Ms Khan previously served as a White House aide during a 16-month House Judiciary antitrust probe that concluded tougher scrutiny of companies such as Amazon, Apple, Google and Facebook was essential.
However, these are early appointments in the agencies that will be assessing the dominance of Big Tech and the leaking of these names ahead of any official announcement appears to be the Biden administration playing to its progressive base. In the end, this break-up decision will be politically motivated and generally split along party lines. However, there is one piece of politics that unites both Democrats and Republicans that may result in the break-up hawks eventually backing off.

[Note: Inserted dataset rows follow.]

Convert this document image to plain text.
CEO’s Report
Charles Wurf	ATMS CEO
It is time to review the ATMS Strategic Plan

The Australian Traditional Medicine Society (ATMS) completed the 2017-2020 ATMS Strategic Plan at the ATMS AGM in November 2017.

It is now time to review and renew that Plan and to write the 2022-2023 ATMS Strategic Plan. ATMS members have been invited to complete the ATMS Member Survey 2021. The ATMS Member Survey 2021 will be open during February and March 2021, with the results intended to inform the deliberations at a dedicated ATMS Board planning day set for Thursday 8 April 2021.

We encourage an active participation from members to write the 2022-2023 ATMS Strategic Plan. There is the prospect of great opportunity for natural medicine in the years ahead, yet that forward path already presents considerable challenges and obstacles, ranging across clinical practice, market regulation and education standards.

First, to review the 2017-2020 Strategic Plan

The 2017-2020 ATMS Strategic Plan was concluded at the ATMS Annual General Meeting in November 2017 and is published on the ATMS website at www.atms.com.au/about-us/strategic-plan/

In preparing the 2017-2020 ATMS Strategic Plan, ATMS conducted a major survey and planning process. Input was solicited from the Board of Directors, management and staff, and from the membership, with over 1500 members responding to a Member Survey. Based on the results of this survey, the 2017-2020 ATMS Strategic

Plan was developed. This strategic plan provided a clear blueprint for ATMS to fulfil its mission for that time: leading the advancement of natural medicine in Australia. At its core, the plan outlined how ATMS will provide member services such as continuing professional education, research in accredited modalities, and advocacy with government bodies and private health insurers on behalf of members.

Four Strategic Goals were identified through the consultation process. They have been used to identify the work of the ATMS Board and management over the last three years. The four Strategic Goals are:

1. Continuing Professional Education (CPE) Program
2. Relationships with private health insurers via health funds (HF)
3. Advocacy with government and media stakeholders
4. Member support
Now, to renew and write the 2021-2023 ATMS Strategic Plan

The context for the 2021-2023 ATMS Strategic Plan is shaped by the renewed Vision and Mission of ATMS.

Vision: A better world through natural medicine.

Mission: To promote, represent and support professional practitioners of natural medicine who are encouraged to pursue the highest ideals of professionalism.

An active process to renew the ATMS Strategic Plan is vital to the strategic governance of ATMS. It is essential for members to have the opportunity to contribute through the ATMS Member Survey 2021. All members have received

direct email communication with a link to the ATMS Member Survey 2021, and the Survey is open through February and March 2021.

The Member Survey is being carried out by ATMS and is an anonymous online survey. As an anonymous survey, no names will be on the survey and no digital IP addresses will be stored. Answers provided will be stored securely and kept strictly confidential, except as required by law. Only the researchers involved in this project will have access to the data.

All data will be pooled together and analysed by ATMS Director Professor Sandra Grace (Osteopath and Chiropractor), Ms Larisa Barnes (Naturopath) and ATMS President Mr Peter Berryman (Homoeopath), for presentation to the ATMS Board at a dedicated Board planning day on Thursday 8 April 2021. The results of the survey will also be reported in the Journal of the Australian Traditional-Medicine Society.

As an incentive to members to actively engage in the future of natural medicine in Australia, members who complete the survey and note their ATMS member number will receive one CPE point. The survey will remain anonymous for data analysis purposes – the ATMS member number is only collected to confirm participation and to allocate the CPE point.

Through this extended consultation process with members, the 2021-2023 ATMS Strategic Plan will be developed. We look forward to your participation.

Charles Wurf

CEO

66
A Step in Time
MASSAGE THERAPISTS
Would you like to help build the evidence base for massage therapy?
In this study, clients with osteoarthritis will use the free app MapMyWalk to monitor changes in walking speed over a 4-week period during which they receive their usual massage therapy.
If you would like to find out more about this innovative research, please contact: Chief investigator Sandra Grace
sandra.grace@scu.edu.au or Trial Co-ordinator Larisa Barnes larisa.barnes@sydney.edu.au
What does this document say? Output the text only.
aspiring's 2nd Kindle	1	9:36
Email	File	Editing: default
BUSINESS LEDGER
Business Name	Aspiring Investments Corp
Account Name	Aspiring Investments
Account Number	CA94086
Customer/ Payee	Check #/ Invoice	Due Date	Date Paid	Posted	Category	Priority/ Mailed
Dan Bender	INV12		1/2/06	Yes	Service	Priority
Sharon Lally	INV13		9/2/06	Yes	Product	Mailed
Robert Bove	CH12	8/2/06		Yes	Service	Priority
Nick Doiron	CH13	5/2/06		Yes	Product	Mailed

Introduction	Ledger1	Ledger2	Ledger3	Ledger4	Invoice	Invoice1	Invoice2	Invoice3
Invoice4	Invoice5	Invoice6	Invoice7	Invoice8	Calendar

The trade war between Beijing and Washington is essentially a dispute over technology. Chinese companies have managed to leapfrog the US in the production of some key technologies, including 5G infrastructure hardware and semiconductors.
After transferring intellectual property from the west, Beijing then used its ability to dictate the direction of research at its state-owned companies. This has now given it an advantage that Washington want to reverse to maintain its position as the global hegemon. Breaking up American tech companies is likely to hand an advantage to Beijing. Although a break-up of Big Tech would probably provide a windfall for investors, it may damage America’s ability to compete with China in this all-important technology war. In the end, geopolitics will probably save Silicon Valley’s skin.